Berezinskii-Kosterlitz-Thouless phase transitions in a kagome spin ice by a quantifying Monte Carlo process: Distribution of Hamming distances
Wen-Yu Su, Feng Hu, Chen Cheng, Nvsen Ma
Abstract
We reinvestigate the phase transitions of the Ising model on the kagome lattice with antiferromagnetic nearest-neighbor and ferromagnetic next-nearest-neighbor interactions, which has a six-state-clock spin ice ground state and two consecutive Berezinskii-Kosterlitz-Thouless (BKT) phase transitions. Employing the classical Monte Carlo (MC) simulations, the phases are characterized by the magnetic order parameter and the critical temperatures are obtained by the finite-size scaling of related physical quantities. Moreover, we attempt to gain general information on the phase transitions from the MC process instead of MC results and successfully extract the correct transition points.

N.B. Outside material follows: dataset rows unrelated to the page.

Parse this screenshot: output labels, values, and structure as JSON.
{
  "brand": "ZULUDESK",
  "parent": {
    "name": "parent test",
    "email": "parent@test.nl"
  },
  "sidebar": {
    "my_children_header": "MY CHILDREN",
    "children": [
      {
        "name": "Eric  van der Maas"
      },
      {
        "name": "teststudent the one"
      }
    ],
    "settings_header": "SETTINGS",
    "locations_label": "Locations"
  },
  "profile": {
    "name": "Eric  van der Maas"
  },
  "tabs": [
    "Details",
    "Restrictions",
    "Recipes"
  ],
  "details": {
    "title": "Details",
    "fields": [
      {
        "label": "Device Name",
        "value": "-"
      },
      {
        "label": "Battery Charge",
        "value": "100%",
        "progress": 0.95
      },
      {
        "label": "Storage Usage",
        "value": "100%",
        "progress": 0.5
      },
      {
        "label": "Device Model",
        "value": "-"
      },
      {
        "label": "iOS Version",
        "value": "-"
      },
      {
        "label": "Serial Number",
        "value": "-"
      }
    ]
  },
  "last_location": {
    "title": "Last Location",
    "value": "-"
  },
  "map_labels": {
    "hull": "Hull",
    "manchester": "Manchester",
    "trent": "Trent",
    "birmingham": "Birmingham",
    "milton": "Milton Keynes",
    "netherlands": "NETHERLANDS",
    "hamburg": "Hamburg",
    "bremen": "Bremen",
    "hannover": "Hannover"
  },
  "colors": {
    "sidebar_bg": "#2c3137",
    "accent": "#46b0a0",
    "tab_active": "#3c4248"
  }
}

Specifically, we focus on the selected data set of uncorrelated MC configurations and quantify the MC process using the distribution of two-configuration Hamming distances in this small data collection. This distribution is more than a quantity that features different behaviors in different phases but also nicely supports the same BKT scaling form as the order parameter, from which we successfully determine the two BKT transition points with surprisingly high accuracy. More strikingly, the distribution of Hamming distances can even determine the transition type without the help of the order parameter. We also discuss the connection between the phase transitions and the intrinsic dimension extracted from the Hamming distances, which is widely used in the growing field of machine learning and is reported to be able to detect critical points. Besides providing a new understanding of the spin ice transitions in the kagome lattice, we hope our proposal can be used to tackle the complicated phase transitions in the newly found compound HoAgGe.